N-VA: crise de croissance ou d'existence ?

Philippe Walkowiak
Philippe Walkowiak - © RTBF

La "Nouvelle Alliance Flamande" a été fondée en 2001 par l’aile la plus droitière de feu la Volksunie (VU), qui en 1954 avait elle-même repris le flambeau nationaliste compromis avec l’occupant par le VNV (Vlaams Nationaal Verbond, fondé en 1933), lui-même successeur du Front Partij créé en 1919.

Finalement, la N-VA n’est que l’héritière d’une tradition politique qui s’était toujours dressée face au gouvernement "belge", même si la VU a fini elle aussi par "monter" au pouvoir.

La surprise du pouvoir

Jamais la N-VA, à sa fondation, n’a eu l’ambition de participer un jour au gouvernement fédéral.

La désagrégation du CVP, les maladresses d’Yves Leterme à la tête du CD&V, la décrépitude du Vlaams Belang et de ses idées fétides associés au "génie" populiste de Bart De Wever allaient finalement propulser la N-VA à participer au gouvernement flamand (depuis 2009), à prendre la tête de celui-ci (2014) et à dicter la ligne du gouvernement fédéral dans une Belgique où elle devient la première force politique.

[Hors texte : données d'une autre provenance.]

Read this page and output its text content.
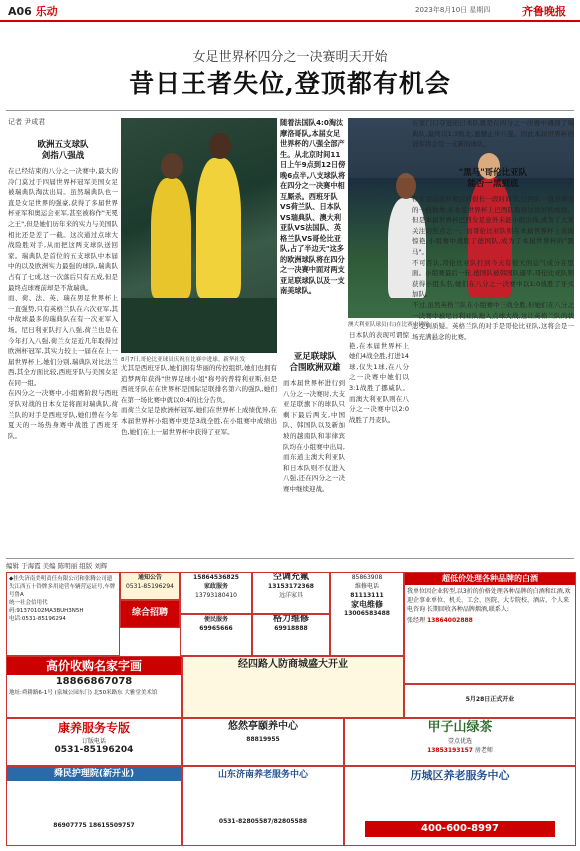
A06 乐动	2023年8月10日 星期四	齐鲁晚报
女足世界杯四分之一决赛明天开始
昔日王者失位,登顶都有机会
记者 尹成君
欧洲五支球队
剑指八强战
在已经结束的八分之一决赛中,最大的冷门莫过于四届世界杯冠军美国女足被瑞典队淘汰出局。虽然瑞典队也一直是女足世界的强豪,获得了多届世界杯亚军和奥运会亚军,甚至被称作"无冕之王",但是她们历年来的实力与美国队相比还是差了一截。这次通过点球大战险胜对手,从而把这两支球队送回家。瑞典队是首位的五支球队中本届中的以及欧洲实力最强的球队,瑞典队占有了七成,这一次落后只有五成,但是最终点球赛前却是不敌瑞典。
而、荷、法、英、瑞在男足世界杯上一直强势,只有英格兰队在六次亚军,其中故球最多的瑞典队在有一次亚军入场。尼日利亚队打入八强,荷兰也是在今年打入八强,荷兰女足近几年取得过欧洲杯冠军,其实力较上一届在在上一届世界杯上,她们分别,瑞典队对比法兰西,其全方面比较,西班牙队与美国女足在同一组。
在四分之一决赛中,小组赛阶段与西班牙队对战的日本女足将面对瑞典队,荷兰队的对手是西班牙队,她们曾在今年夏天的一场热身赛中战胜了西班牙队。
8月7日,哥伦比亚球员庆祝在比赛中进球。新华社发
随着法国队4:0淘汰摩洛哥队,本届女足世界杯的八强全部产生。从北京时间11日上午9点到12日傍晚6点半,八支球队将在四分之一决赛中相互厮杀。西班牙队VS荷兰队、日本队VS瑞典队、澳大利亚队VS法国队、英格兰队VS哥伦比亚队,占了半边天"这多的欧洲球队将在四分之一决赛中面对两支亚足联球队以及一支南美球队。
澳大利亚队球员(右)在比赛中拼抢。
尤其是西班牙队,她们拥有华丽的传控组织,她们也拥有追梦两年获得"世界足球小姐"称号的普特利亚斯,但是西班牙队在在世界杯是国际足联排名第六的强队,她们在第一场比赛中就以0:4的比分告负。
而荷兰女足是欧洲杯冠军,她们在世界杯上成绩优异,在本届世界杯小组赛中更是3战全胜,在小组赛中成绩出色,她们在上一届世界杯中获得了亚军。
亚足联球队
合围欧洲双雄
而本届世界杯进行到八分之一决赛时,大支亚足联旗下的球队只剩下最后两支,中国队、韩国队以及新加坡的越南队和菲律宾队均在小组赛中出局,而东道主澳大利亚队和日本队则不仅进入八强,还在四分之一决赛中继续迎战。
日本队的表现可谓惊艳,在本届世界杯上她们4战全胜,打进14球,仅失1球,在八分之一决赛中她们以3:1战胜了挪威队。而澳大利亚队则在八分之一决赛中以2:0战胜了丹麦队。
在家门口夺冠的日本队就是在四分之一决赛中遇到了瑞典队,最终以1:3败北,遗憾止步八强。因此本届世界杯的冠军将会是一支新的球队。
"黑马"哥伦比亚队
能否一黑到底
在女足运动开展后的很长一段时间里,巴西队一直是南美的一枝独秀,在女足世界杯上巴西队取得过很好的成绩。但是本届世界杯巴西女足意外未能小组出线,成为了大家关注的焦点之一。而哥伦比亚队则在本届世界杯上表现惊艳,小组赛中战胜了德国队,成为了本届世界杯的"黑马"。
不可否认,哥伦比亚队打到今天有很大的运气成分在里面。小组赛最后一轮,德国队被韩国队逼平,哥伦比亚队则获得小组头名,她们在八分之一决赛中以1:0战胜了牙买加队。
不过,虽然英格兰队在小组赛中三战全胜,但她们在八分之一决赛中被尼日利亚队拖入点球大战,这让英格兰队的状态受到质疑。英格兰队的对手是哥伦比亚队,这将会是一场充满悬念的比赛。
编辑 于海霞 美编 陈明丽 组版 刘辉
◆挂失济南美明责任有限公司和张腾公司遗失江西五十铃牌多用途营车辆营运证号,车牌号鲁A
统一社会信用代码:91370102MA3BUH3N5H
电话:0531-85196294
通知公告
0531-85196294
综合招聘
15864536825
家政服务
13793180410
便民服务
69965666
空调充氟
13153172368
远洋家具
格力维修
69918888
85863908
维修电话
81113111
家电维修
13006583488
超低价处理各种品牌的白酒
我单位因企业转型,以3折的价格处理各种品牌的白酒和红酒,欢迎企事业单位、机关、工会、医院、大专院校、酒店、个人来电咨询 长期回收各种品牌烟酒,联系人:
张经理 13864002888
高价收购名家字画
18866867078
地址:舜耕路6-1号 (泉城公园东门) 北50米路东 大雅堂美术馆
经四路人防商城盛大开业
5月28日正式开业
康养服务专版
订版电话
0531-85196204
悠然亭颐养中心
88819955
甲子山绿茶
壹点优选
13853193157 房老师
舜民护理院(新开业)
86907775 18615509757
山东济南养老服务中心
0531-82805587/82805588
历城区养老服务中心
400-600-8997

Le parti a grandi très vite ; dans une Flandre traditionnellement à droite, la N-VA a su tenir le discours qu’une grande partie des électeurs flamands avaient envie d’entendre. Présent dans la rhétorique du parti, les idées nationalistes et autonomistes allaient être finalement mises en berne par la première participation gouvernementale. Comme pour d’autres, si Paris valait bien une messe, Bruxelles vaut bien ce reniement.

L’ivresse du pouvoir

Dans l’accord de gouvernement fédéral, les nationalistes pouvaient d’autant plus imposer leurs vues sécuritaires et économiques "très" libérales qu’ils renonçaient au 16. Il fallait également donner des gages au mouvement flamand dont la N-VA se voulait la vitrine politique. Il apparaît finalement que les intérêts du VOKA ne sont pas les mêmes que ceux du VVB (le Vlaams Volk Beweging). Le communautaire, l’autonomie sont remis à plus tard, à après 2019. La réalité arithmétique fait aussi qu’il faudra composer horresco referens avec le PS pour entamer une nouvelle réforme de l’État. Bart De Wever préfère imaginer une nouvelle coalition socio-économique. Le projet de Vuye et Wouters Objectief V, Confederalisme et Democratie devenait superfétatoire mais il ne fallait pas que cela se sache (trop). En admirateur de Jules César, Bart De Wever n’a pas aimé la contradiction et l’"imperator" de la N-VA a donc tendu le pouce vers le bas quand il s’est agi de statuer sur le sort des deux députés récalcitrants.

Pas sûr que le mouvement flamand digère aussi facilement ce qui passe pour un abus de pouvoir et avec des intentions de vote en chute, la crise interne pourrait continuer à couver.